John Husselbee

How our strategic asset allocation is changing

John Husselbee

Key points from our 2018 strategic asset allocation review

  • Strategic asset allocation is designed to achieve long-term goals rather than reflect short-term market shifts
  • Equity allocations have remained static but there have been changes within this, with falls in expensive UK and US equities and increased weightings in Europe and Asia
  • These changes chime with our current tactical thinking, where we are favouring European, Japanese, Asian and Emerging Market equities


A key part of our Multi-Asset investment process at Liontrust is understanding the fact that successful fund management combines elements of both art and science.

Our portfolios are target risk and designed to achieve two main aims: the first is to target the outcome expected by investors in terms of the level of risk, as measured by volatility; the second is to maximise the return for each portfolio within these risk parameters.

We have a clear scientific element in the form of our strategic asset allocation (SAA), which is essentially our line in the sand, the default allocation should we have no views on the relative attractiveness of asset classes. The tactical overlay on top of this and how we select the funds to express our various views is the ‘art’ side of the equation.

Our Head of Risk Ed Catton leads the scientific part of the process and in constructing the SAA, he assumes the long-term historic return characteristics of each asset class are a reasonable expectation for future behaviour. On an annual basis, we collate and analyse the historical returns and volatilities of a range of asset classes, as well as their correlations with each other, to determine the best SAA for each model portfolio in order to meet volatility targets over the long-term. 

Catton has recently completed the SAA work for 2018, resulting in fresh numbers, but we are not rushing to reach target allocations. Our strategy is always to focus on cheaper assets – never veering away from buy low, sell high – and we will look to take advantage of any corrections.

Our annual SAA review serves as a prompt to ask ourselves if we were building a range of target risk portfolios with a clean sheet of paper, would we build them in the exact same way. This contemplates the changing state of markets, risk, interest rates and other factors that influence returns. It also challenges us to avoid becoming too comfortable with the strong equity returns and low volatility of the recent past.

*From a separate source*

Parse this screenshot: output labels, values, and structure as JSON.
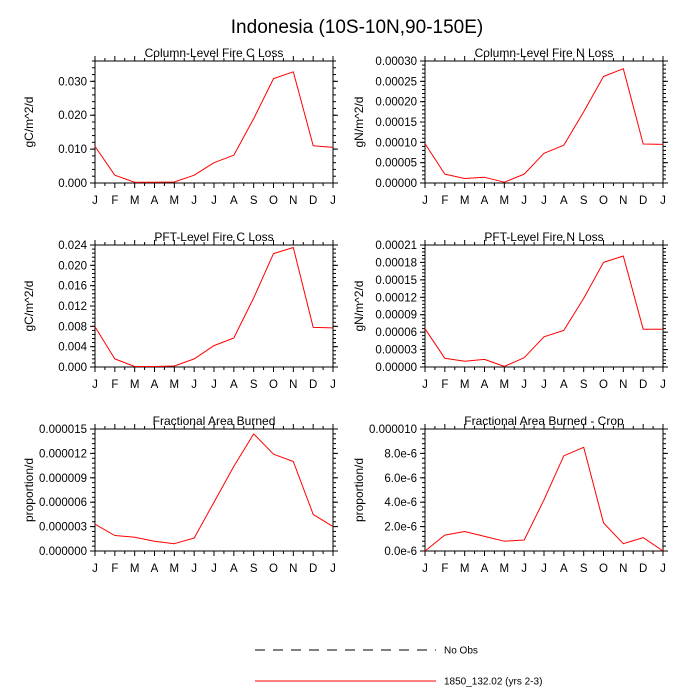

The key thing to understand is that the SAA is designed to achieve long-term goals rather than reflect short-term market shifts. Broad correlations between asset classes tend not to change – equities are higher risk than bonds, for example – so if our underlying assumptions are correct, our SAA is unlikely to change much year on year.

What we do get each year is more information on correlations and volatility data and we continue to evolve the SAA in line with these.

Catton produces low, medium and high-risk SAA figures, equating to portfolios 3, 6 and 8 in our 1-10 range of risk profiles.

In 2017, the most significant change was in the low-risk SAA, where the equity allocation increased by 10 percentage points, from 27.5% to 37.5%. There is nothing as eye-catching this year, with the equity proportion in the low-risk SAA rising to 38.75% and bonds dropping from 60.5% to 59.25%.

On the medium- and high-risk SAA, equity allocations remain static at 80% and 98% respectively but there has been movement within this, with drops in expensive UK and US equities and higher weightings in Europe and Asia.

Bond allocations remain largely unchanged, with a slight fall in developed market government debt and a rise in high yield (the latter on the medium-risk SAA). The medium-risk allocation also sees a decline in the hedge fund weighting: many of these vehicles have underperformed the rest of the market and failed to meet their primary purpose of generating positive absolute returns.

It is important to reiterate these are not tactical shifts but rather how the data dictate we can best achieve the volatility targets.

These SAA changes do chime with our current tactical thinking, however: we rate every asset class from one to five, with five the most attractive, and currently only have European, Japanese, Asian and Emerging Market equities plus hedge funds/absolute return strategies and high yield ranked four or five. UK and US equities are ranked two, alongside developed market government debt, inflation linked bonds, property and commodities.

Looking at our current portfolios through the sphere of our updated SAA, the mid and higher-risk portfolios look light in Europe and Asia and heavy in the UK and US, suggesting possible trades if valuations are attractive and opportunities arise. 

Key Risks & Disclaimer

Please remember that past performance is not a guide to future performance and the value of an investment and any income generated from them can fall as well as rise and is not guaranteed, therefore you may not get back the amount originally invested and potentially risk total loss of capital.

This content should not be construed as advice for investment in any product or security mentioned, an offer to buy or sell units/shares of Funds mentioned, or a solicitation to purchase securities in any company or investment product. Examples of stocks are provided for general information only to demonstrate our investment philosophy.  It contains information and analysis that is believed to be accurate at the time of publication, but is subject to change without notice. Whilst care has been taken in compiling the content of this document, no representation or warranty, express or implied, is made by Liontrust as to its accuracy or completeness, including for external sources (which may have been used) which have not been verified. It should not be copied, faxed, reproduced, divulged or distributed, in whole or in part, without the express written consent of Liontrust.